Sentieon DNAseq and DNAscope

WDL pipelines for germline variant calling

Basic usage - Sentieon DNAseq

The pipeline is tested with Cromwell, but should be compatible with other tools for WDL executors. Here is the basic usage for Cromwell:

java -Dconfig.file=<cromwell.config> -jar cromwell-83.jar run -i <inputs.json> <germline.wdl>

We provide example inputs.json files in the germline_fastqToVcf.example_inputs.json and germline_BamToVcf.example_inputs.json files in this repository.

For more information on WDL, please see https://openwdl.org/.

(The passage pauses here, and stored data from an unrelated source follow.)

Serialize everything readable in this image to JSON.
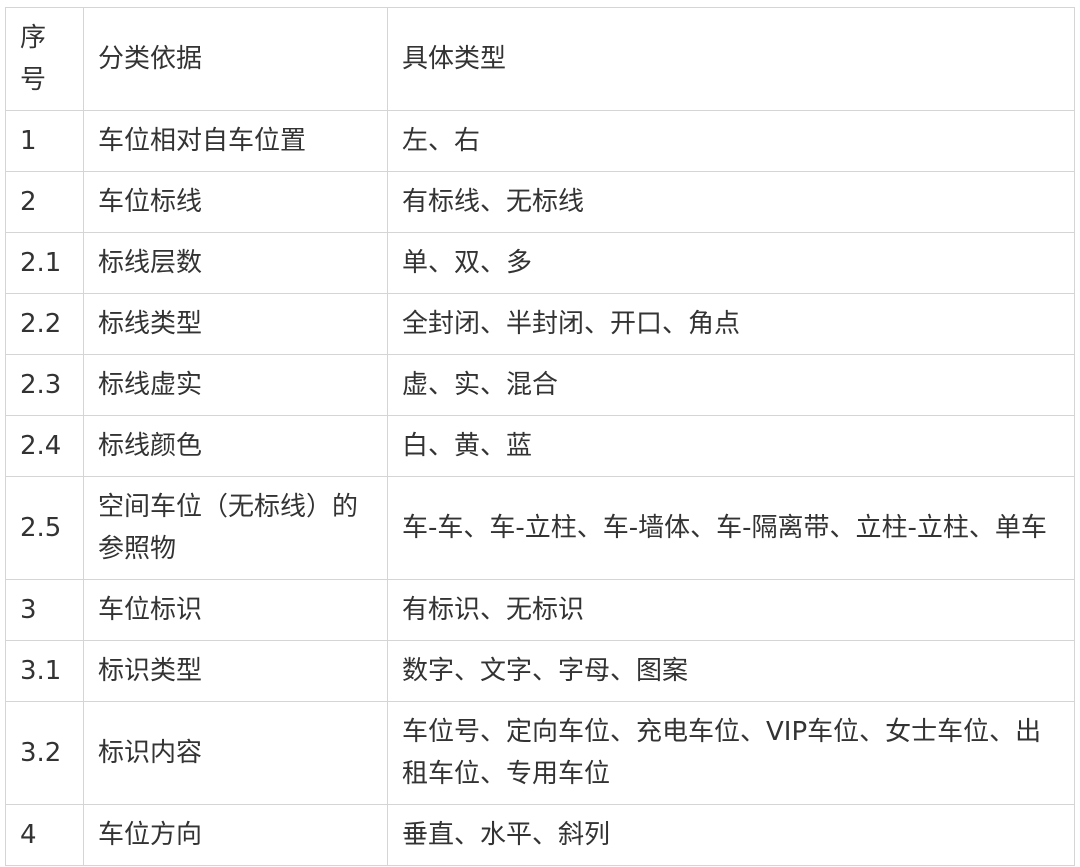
{
  "table": {
    "headers": [
      "序号",
      "分类依据",
      "具体类型"
    ],
    "rows": [
      {
        "id": "1",
        "basis": "车位相对自车位置",
        "types": "左、右"
      },
      {
        "id": "2",
        "basis": "车位标线",
        "types": "有标线、无标线"
      },
      {
        "id": "2.1",
        "basis": "标线层数",
        "types": "单、双、多"
      },
      {
        "id": "2.2",
        "basis": "标线类型",
        "types": "全封闭、半封闭、开口、角点"
      },
      {
        "id": "2.3",
        "basis": "标线虚实",
        "types": "虚、实、混合"
      },
      {
        "id": "2.4",
        "basis": "标线颜色",
        "types": "白、黄、蓝"
      },
      {
        "id": "2.5",
        "basis": "空间车位（无标线）的参照物",
        "types": "车-车、车-立柱、车-墙体、车-隔离带、立柱-立柱、单车"
      },
      {
        "id": "3",
        "basis": "车位标识",
        "types": "有标识、无标识"
      },
      {
        "id": "3.1",
        "basis": "标识类型",
        "types": "数字、文字、字母、图案"
      },
      {
        "id": "3.2",
        "basis": "标识内容",
        "types": "车位号、定向车位、充电车位、VIP车位、女士车位、出租车位、专用车位"
      },
      {
        "id": "4",
        "basis": "车位方向",
        "types": "垂直、水平、斜列"
      }
    ]
  }
}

Using the _split.wdl pipeline

We provide two implementations of some pipelines in this repository, a standard implementation and a _split.wdl implementation. The _split.wdl implementation follows the more common approach of splitting the pipeline into multiple tasks, while the other WDL implements the full pipeline as a single task. Both implementations accept the same inputs and should produce identical output.

The standard pipeline is recommended for most use-cases, and will provide a faster overall turnaround time on large machines due to reduced data transfer and scheduling overhead. The _split.wdl may be more cost-effective in environments with frequent machine preemption.

Output files

By default, the fastq-to-VCF pipeline will output duplicate-marked read alignments in the CRAM format, called variants in the VCF format, a Sentieon BQSR table, and sample QC metrics and plots. The BAM-to-VCF pipeline will output called variants in the VCF format, with default arguments.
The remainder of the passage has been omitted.